Une vingtaine de civils enlevés par les rebelles des ADF lors d’attaques contre des carrés miniers dans le territoire de Mambasa, en Ituri, ont été libérés à la faveur d’une offensive des Forces armées de la République démocratique du Congo (FARDC). Les otages, abandonnés par leurs ravisseurs en pleine brousse, ont regagné plusieurs localités de la région, selon des sources locales.
Opération militaire à Tépé et abandon des captifs
Les opérations menées jeudi dernier par les forces loyalistes dans le groupement Bakaheku, en chefferie de Babila Babombi, ont permis de déloger les rebelles ADF du carré minier de Tépé. Selon Rams Malikidogo, coordonnateur territorial de l’APDEF/Mambasa, l’ennemi tentait d’y ériger une base après avoir tué plusieurs civils et incendié des maisons. Face à la pression militaire, les assaillants ont été contraints d’abandonner une vingtaine d’otages près de Bambu et du carré minier de Tushida. Cette offensive s’inscrit dans le cadre des opérations en cours contre les ADF dans le sud du territoire de Mambasa, où les rebelles multiplient les incursions contre les sites miniers et les villages.
Profil des rescapés et conditions de captivité
Parmi les personnes libérées figurent cinq femmes, des enfants mineurs ainsi que des membres de la communauté autochtone pygmée. Plusieurs rescapés ont déjà rejoint les localités de Lwemba et Teturi, tandis que d’autres se trouvent encore dans la région de Mungu Iko. L’APDEF rapporte que les anciens otages décrivent des conditions de captivité particulièrement éprouvantes, marquées par des déplacements forcés et une forte précarité. Ces témoignages confirment la vulnérabilité des civils dans les zones minières, régulièrement ciblées par les groupes armés. La présence d’enfants et de membres de la communauté pygmée parmi les victimes souligne l’impact disproportionné de ces violences sur les populations les plus fragiles.

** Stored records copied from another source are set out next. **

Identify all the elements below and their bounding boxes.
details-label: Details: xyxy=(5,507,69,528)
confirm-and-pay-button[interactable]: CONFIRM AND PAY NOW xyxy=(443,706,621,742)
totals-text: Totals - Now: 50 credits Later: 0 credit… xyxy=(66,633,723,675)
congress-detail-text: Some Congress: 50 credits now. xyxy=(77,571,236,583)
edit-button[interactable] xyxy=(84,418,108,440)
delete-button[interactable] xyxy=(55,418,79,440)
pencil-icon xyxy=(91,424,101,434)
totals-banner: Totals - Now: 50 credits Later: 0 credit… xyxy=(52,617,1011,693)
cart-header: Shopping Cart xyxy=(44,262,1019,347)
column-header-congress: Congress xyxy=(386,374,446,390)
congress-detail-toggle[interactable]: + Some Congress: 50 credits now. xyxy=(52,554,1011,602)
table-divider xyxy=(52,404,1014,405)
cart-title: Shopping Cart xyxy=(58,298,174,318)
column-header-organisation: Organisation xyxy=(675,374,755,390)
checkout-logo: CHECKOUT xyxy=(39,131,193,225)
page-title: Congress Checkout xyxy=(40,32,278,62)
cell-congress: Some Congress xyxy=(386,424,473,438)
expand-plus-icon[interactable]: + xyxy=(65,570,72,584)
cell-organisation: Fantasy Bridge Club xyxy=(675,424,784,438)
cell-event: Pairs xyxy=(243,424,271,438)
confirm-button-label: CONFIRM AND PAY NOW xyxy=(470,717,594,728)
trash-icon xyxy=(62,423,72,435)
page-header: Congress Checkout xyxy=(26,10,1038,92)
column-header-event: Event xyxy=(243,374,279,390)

Menace persistante sur le carré minier d’Elota
Après leur défaite, les combattants ADF ont fui en direction d’Elota, laissant planer des incertitudes sur le sort des civils vivant dans cette zone. Des sources locales signalent que les rebelles se dirigeraient désormais vers ce carré minier, faisant craindre de nouvelles attaques contre les populations. L’organisation appelle les forces loyalistes à poursuivre les rebelles sans relâche jusqu’à leur anéantissement total et recommande à la population de demeurer extrêmement vigilante, l’ADF se dirigeant vers plusieurs localités abritant des civils, notamment Elota, Maroc, Pumuzika et Pretoria. La dispersion des combattants après un revers militaire est une tactique connue des ADF, qui cherchent à se réorganiser dans des zones moins sécurisées. Cette situation accroît les risques pour les communautés locales, souvent prises au piège entre les opérations militaires et les représailles des groupes armés.
Cette évolution intervient alors que le sud du territoire de Mambasa demeure confronté à une menace persistante des ADF. Malgré les opérations militaires en cours, les acteurs locaux estiment que la vigilance de la population reste essentielle afin de prévenir de nouvelles incursions contre les villages et les sites miniers. La libération des otages constitue un succès tactique pour les FARDC, mais elle ne dissipe pas les inquiétudes quant à la capacité des rebelles à mener de nouvelles attaques. La coordination entre les forces de sécurité et les communautés locales apparaît comme un facteur déterminant pour limiter l’impact de ces violences récurrentes.